El balcón del piso de Manuel daba al patio de luces. Si asomaba la cabeza entre las rejas, siempre podía ver, o casi siempre, un gato siamés de cola negra y cara color café pululando entre los montones húmedos de ropa multicolor aún por tender del balcón de los vecinos del primero. Desde que sus dueños decidieron pasarse al suavizante de oferta con perfume a jabón de Marsella, el gato era un yonqui de los vapores que desprendían las sábanas, y ponía especial atención en las bragas y los calzoncillos de sus amos. A veces Manuel pillaba al gato en pleno éxtasis erótico, refregándose contra la ropa y emitiendo unas vibraciones de gozo que hacían retumbar el bloque. No siempre había ropa tendida, así que los días en los que no había chute de jabón de Marsella el gato contemplaba impertérrito, hipnotizado, el orificio de salida del grifo del fregadero. Se podía pasar así horas, sin moverse, el gato fan de la grifería monomando tropezando como una abeja contra un cristal, una y otra vez tropezando contra la imagen de un grifo sin caño de agua fresca, sin una humilde fuga que rezumase, desde las cañerías, el líquido que saciase sus ansias de hidratación. El gato deseaba tener dos funcionales manos en vez de garritas y patitas peludas. Lulú el gato paciente se perdía en pensamientos acuosos mientras desarrollaba un tic en el ojo izquierdo, que solía aparecer tras la primera hora y media de espera, y terminaba desapareciendo solo en el caso, últimamente poco probable, de que su mamá humana llegara a casa y decidiera que era el momento de tender la ropa y lavarse las manos en el fregadero.

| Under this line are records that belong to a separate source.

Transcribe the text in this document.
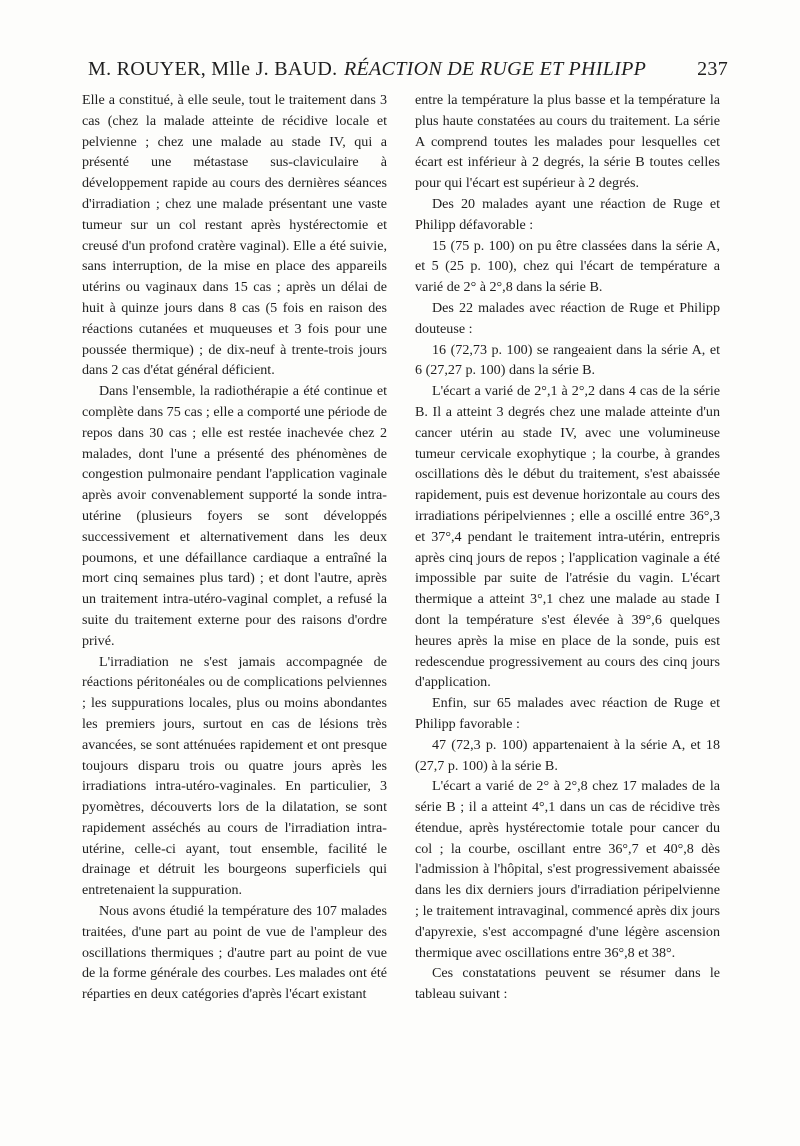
M. ROUYER, Mlle J. BAUD. RÉACTION DE RUGE ET PHILIPP	237

Elle a constitué, à elle seule, tout le traitement dans 3 cas (chez la malade atteinte de récidive locale et pelvienne ; chez une malade au stade IV, qui a présenté une métastase sus-claviculaire à développement rapide au cours des dernières séances d'irradiation ; chez une malade présentant une vaste tumeur sur un col restant après hystérectomie et creusé d'un profond cratère vaginal). Elle a été suivie, sans interruption, de la mise en place des appareils utérins ou vaginaux dans 15 cas ; après un délai de huit à quinze jours dans 8 cas (5 fois en raison des réactions cutanées et muqueuses et 3 fois pour une poussée thermique) ; de dix-neuf à trente-trois jours dans 2 cas d'état général déficient.

Dans l'ensemble, la radiothérapie a été continue et complète dans 75 cas ; elle a comporté une période de repos dans 30 cas ; elle est restée inachevée chez 2 malades, dont l'une a présenté des phénomènes de congestion pulmonaire pendant l'application vaginale après avoir convenablement supporté la sonde intra-utérine (plusieurs foyers se sont développés successivement et alternativement dans les deux poumons, et une défaillance cardiaque a entraîné la mort cinq semaines plus tard) ; et dont l'autre, après un traitement intra-utéro-vaginal complet, a refusé la suite du traitement externe pour des raisons d'ordre privé.

L'irradiation ne s'est jamais accompagnée de réactions péritonéales ou de complications pelviennes ; les suppurations locales, plus ou moins abondantes les premiers jours, surtout en cas de lésions très avancées, se sont atténuées rapidement et ont presque toujours disparu trois ou quatre jours après les irradiations intra-utéro-vaginales. En particulier, 3 pyomètres, découverts lors de la dilatation, se sont rapidement asséchés au cours de l'irradiation intra-utérine, celle-ci ayant, tout ensemble, facilité le drainage et détruit les bourgeons superficiels qui entretenaient la suppuration.

Nous avons étudié la température des 107 malades traitées, d'une part au point de vue de l'ampleur des oscillations thermiques ; d'autre part au point de vue de la forme générale des courbes. Les malades ont été réparties en deux catégories d'après l'écart existant

entre la température la plus basse et la température la plus haute constatées au cours du traitement. La série A comprend toutes les malades pour lesquelles cet écart est inférieur à 2 degrés, la série B toutes celles pour qui l'écart est supérieur à 2 degrés.

Des 20 malades ayant une réaction de Ruge et Philipp défavorable :

15 (75 p. 100) on pu être classées dans la série A, et 5 (25 p. 100), chez qui l'écart de température a varié de 2° à 2°,8 dans la série B.

Des 22 malades avec réaction de Ruge et Philipp douteuse :

16 (72,73 p. 100) se rangeaient dans la série A, et 6 (27,27 p. 100) dans la série B.

L'écart a varié de 2°,1 à 2°,2 dans 4 cas de la série B. Il a atteint 3 degrés chez une malade atteinte d'un cancer utérin au stade IV, avec une volumineuse tumeur cervicale exophytique ; la courbe, à grandes oscillations dès le début du traitement, s'est abaissée rapidement, puis est devenue horizontale au cours des irradiations péripelviennes ; elle a oscillé entre 36°,3 et 37°,4 pendant le traitement intra-utérin, entrepris après cinq jours de repos ; l'application vaginale a été impossible par suite de l'atrésie du vagin. L'écart thermique a atteint 3°,1 chez une malade au stade I dont la température s'est élevée à 39°,6 quelques heures après la mise en place de la sonde, puis est redescendue progressivement au cours des cinq jours d'application.

Enfin, sur 65 malades avec réaction de Ruge et Philipp favorable :

47 (72,3 p. 100) appartenaient à la série A, et 18 (27,7 p. 100) à la série B.

L'écart a varié de 2° à 2°,8 chez 17 malades de la série B ; il a atteint 4°,1 dans un cas de récidive très étendue, après hystérectomie totale pour cancer du col ; la courbe, oscillant entre 36°,7 et 40°,8 dès l'admission à l'hôpital, s'est progressivement abaissée dans les dix derniers jours d'irradiation péripelvienne ; le traitement intravaginal, commencé après dix jours d'apyrexie, s'est accompagné d'une légère ascension thermique avec oscillations entre 36°,8 et 38°.

Ces constatations peuvent se résumer dans le tableau suivant :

Ese día había reunión de vecinos. Se presentaron Sandro, el marido de Sarah y su hijo Enrique con los pelos enmarañados y la cara manchada de ceras de colores. 15 minutos después de la lectura del primer punto del día aparecieron los papas de Manuel disculpándose por el retraso, que igualmente estarían 10 minutos porque tenían que ir al colegio a entregar no se qué papel . La chica soltera del quinto no vino porque estaba estrenando las tetas en una reunión de antiguos alumnos. Lulu, el gato- grifo, el gato que quería dedos, estaba exento de responsabilidad. Así que entre todos los presentes decidieron colocar una rampa en el escalón de entrada al bloque para que Manuel lo tuviera más fácil. El tercer punto del día era la revisión general de las cañerías del edificio. Recuerdo que este punto del día ha sido también el sexto hace un par de meses. Juraría que también el octavo el año pasado.